Teaching English in Myanmar for a unique expat experience

Teaching English in Myanmar for a unique expat experience

If you’re looking for adventure and a totally unique expat experience, look no further than teaching in Myanmar.

Held back by politics and internal strife for many years, Thailand’s next door neighbour is slowly opening up to the West, especially as regards educating its children. Opportunities for expat teachers are now at a high point, with new private schools opening in Yangon almost every day. Improving childrens’ English is the main drive, as it’s seen as a guarantee of success in adult life. Parents are prepared to pay whatever’s necessary to get their children prepared for the country’s resurgence into the modern world.

For expats looking to make a difference in their new country of residence, the demand for native English speakers with a penchant for teaching now exceeds the supply, giving Westerners with an open mind the perfect opportunity to find a place in this developing economy. It’s also a challenge, involving getting a job at the right school, what qualifications are needed and how the salary compares with the cost of living. As regards qualifications, having a Bachelor’s degree in your chosen subject is helpful but not necessarily essential.

For those wishing to teach the English language, a Cambridge CELTA or a certified TESOL qualification is acceptable, but expats will need a university degree should they wish to stay longer than one year. Careful consideration of your preferred work environment is also important, as is finding a school willing to treat you as a professional in your chosen subject.

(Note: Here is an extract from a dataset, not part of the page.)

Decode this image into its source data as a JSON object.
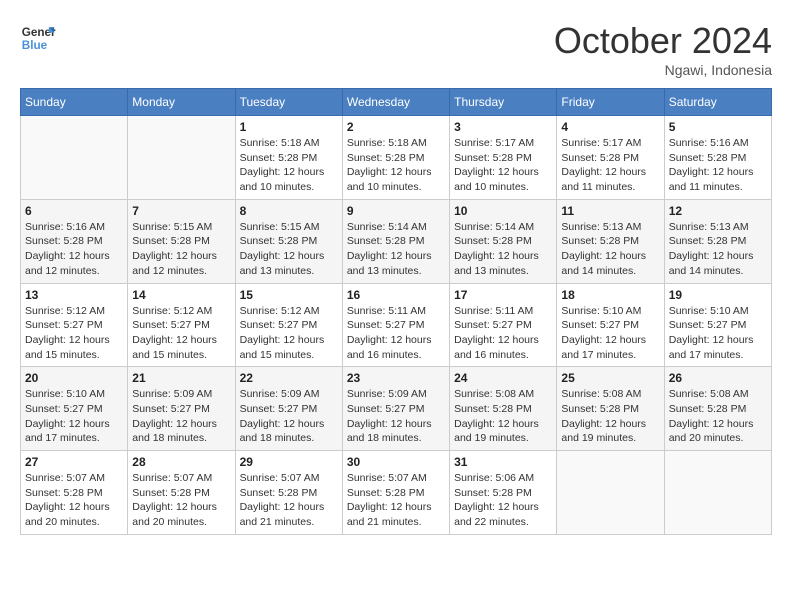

Most good teaching jobs as well as jobs in other sectors don’t appear online, as teaching isn’t yet a Myanmar industry. Networking with already employed teachers is a better idea, as you’ll get information as to the worst as well as the best educational institutions in town. Knowing which ones to avoid is as important as knowing which ones to try first.

Many schools in Myanmar now have foreign managers, a few of whom are dodgy characters in it for the money. As an expat, remembering you always have options is a skill usually learned the hard way, and checking Myanmar’s employment laws is also essential.